# Looking for our first pet!



## novemberblue (Nov 27, 2011)

Hello! I'm Mia and new to Spoiled Maltese, but have been reading the forums for a while now. My husband and I are starting to research breeders for our first pet and we have chosen the Maltese breed (his family has had several). We're located in Georgia, but willing to travel to neighboring states to find a good, reputable breeder! 

After reading the forums, the breeders that I've seen come up often in this area are Jacob Maltese and ILovitt Maltese. I thought I read on here that Jacob Maltese is not breeding anymore.. is that true? And it doesn't look as if ILovitt's website works anymore... am I just missing it, or does anyone have Fran's e-mail where I can contact her?

Any other recommended breeders in the southeast?

Thanks!
Mia


----------



## jmm (Nov 23, 2004)

I'd also recommend Deb Ray of Grace Maltese...seems her website is down right now.


----------



## Hatsumomo77 (Sep 11, 2011)

I have Fran's info for ILovitt Maltese! I'll PM it to you


----------



## zooeysmom (Aug 1, 2011)

Hi Mia, 

Welcome!
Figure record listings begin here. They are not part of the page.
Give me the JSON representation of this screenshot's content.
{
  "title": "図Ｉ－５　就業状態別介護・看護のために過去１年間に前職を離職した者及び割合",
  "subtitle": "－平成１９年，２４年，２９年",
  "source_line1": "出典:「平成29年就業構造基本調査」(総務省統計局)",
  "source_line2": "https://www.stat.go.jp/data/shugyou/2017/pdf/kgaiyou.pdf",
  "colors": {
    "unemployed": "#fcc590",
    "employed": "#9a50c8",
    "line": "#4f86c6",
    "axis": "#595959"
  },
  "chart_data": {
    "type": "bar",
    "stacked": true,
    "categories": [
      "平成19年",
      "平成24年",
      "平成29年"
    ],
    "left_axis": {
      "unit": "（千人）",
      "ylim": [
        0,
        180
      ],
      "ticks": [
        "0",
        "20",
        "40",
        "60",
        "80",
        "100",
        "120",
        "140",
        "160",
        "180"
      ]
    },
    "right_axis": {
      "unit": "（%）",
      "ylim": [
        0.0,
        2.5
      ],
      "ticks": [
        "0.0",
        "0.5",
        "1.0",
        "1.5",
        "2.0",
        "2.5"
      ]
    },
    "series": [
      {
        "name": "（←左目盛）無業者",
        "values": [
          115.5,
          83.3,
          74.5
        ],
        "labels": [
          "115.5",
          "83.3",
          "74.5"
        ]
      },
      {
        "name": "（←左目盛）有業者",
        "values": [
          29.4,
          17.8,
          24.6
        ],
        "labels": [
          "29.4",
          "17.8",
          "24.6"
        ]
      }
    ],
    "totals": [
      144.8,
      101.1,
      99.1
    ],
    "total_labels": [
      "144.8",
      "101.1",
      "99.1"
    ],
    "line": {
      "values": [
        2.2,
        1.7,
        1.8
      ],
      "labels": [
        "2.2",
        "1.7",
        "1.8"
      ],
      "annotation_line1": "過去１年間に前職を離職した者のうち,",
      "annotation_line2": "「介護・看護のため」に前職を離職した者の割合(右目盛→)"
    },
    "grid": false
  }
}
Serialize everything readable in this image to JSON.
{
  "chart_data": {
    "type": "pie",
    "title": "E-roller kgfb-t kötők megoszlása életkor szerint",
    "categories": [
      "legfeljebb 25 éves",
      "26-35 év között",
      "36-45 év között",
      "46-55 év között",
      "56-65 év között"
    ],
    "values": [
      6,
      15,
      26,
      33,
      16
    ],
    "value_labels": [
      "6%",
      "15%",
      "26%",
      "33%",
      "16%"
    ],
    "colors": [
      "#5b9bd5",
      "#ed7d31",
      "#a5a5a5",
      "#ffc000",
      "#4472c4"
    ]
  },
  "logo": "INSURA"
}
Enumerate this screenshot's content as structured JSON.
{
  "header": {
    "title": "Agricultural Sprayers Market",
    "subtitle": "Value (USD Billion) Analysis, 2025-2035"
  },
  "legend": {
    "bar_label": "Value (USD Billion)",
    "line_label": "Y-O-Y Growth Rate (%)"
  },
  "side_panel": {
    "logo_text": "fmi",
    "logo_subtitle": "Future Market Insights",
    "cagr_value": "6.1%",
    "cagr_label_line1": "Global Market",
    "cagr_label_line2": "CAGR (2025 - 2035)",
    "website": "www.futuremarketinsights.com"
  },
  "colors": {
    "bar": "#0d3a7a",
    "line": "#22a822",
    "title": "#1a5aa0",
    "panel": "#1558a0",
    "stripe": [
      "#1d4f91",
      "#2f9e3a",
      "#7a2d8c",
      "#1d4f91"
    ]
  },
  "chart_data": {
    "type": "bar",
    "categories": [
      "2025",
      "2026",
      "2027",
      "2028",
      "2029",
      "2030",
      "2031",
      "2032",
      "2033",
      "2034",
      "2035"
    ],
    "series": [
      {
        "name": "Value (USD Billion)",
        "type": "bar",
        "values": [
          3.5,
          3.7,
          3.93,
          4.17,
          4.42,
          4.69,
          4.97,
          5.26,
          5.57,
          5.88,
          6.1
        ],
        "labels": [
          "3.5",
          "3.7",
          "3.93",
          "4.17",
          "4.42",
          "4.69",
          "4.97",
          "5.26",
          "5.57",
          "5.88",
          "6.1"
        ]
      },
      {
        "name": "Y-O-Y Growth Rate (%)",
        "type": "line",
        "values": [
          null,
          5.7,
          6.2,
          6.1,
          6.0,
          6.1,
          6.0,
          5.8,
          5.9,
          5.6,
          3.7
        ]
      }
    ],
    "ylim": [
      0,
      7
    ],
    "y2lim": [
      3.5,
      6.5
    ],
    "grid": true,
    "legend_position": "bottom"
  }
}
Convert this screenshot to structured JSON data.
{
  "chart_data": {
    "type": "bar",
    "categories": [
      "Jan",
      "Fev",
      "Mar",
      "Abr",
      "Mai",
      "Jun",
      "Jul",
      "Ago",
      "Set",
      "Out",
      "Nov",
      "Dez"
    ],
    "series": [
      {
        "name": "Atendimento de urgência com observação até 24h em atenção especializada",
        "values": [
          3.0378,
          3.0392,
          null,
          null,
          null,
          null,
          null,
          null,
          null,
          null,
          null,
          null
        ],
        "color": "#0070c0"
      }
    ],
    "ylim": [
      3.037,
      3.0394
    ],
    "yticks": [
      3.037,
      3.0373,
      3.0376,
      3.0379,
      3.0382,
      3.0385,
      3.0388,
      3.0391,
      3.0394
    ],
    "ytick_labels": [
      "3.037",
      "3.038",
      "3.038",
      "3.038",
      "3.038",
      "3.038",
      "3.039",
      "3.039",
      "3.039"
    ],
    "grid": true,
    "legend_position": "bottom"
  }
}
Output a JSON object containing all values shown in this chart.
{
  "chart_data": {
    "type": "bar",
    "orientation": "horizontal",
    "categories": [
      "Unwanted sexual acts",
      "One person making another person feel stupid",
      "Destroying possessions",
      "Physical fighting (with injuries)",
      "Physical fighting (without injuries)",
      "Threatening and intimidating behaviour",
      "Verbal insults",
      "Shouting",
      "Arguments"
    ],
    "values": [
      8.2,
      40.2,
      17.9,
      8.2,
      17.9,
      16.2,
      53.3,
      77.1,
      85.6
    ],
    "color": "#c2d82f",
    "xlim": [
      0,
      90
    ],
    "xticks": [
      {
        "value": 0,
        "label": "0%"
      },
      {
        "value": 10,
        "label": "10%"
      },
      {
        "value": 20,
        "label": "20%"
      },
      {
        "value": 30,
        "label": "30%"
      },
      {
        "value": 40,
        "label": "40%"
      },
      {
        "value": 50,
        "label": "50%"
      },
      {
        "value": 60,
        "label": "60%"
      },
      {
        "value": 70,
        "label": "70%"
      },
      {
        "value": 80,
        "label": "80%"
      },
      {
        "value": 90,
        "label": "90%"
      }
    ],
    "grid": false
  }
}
Sounds like you're on the right track to finding the baby of your dreams


----------



## Poppy's mommy (Dec 21, 2007)

I have Deborah Ray's information. I will pm ypu. Good luck!


----------



## allheart (Oct 3, 2008)

novemberblue said:


> Hello! I'm Mia and new to Spoiled Maltese, but have been reading the forums for a while now. My husband and I are starting to research breeders for our first pet and we have chosen the Maltese breed (his family has had several). We're located in Georgia, but willing to travel to neighboring states to find a good, reputable breeder!
> 
> After reading the forums, the breeders that I've seen come up often in this area are Jacob Maltese and ILovitt Maltese. I thought I read on here that Jacob Maltese is not breeding anymore.. is that true? And it doesn't look as if ILovitt's website works anymore... am I just missing it, or does anyone have Fran's e-mail where I can contact her?
> 
> ...


 
Hi Mia, sorry, just seeing this Fran from I lovitt has a new web-site
I Lovitt Maltese


That is where I got my little Ana (the little one on my signature). Fran is the sweetest and my experience has been wonderful. Ana is a true treasure.

I wish you the best!!!!

Christine


----------



## novemberblue (Nov 27, 2011)

Thanks for the replies! So Deborah Ray of Grace Maltese is a close friend to Debbie of Jacob Maltese? I will contact both Deb and Fran.


----------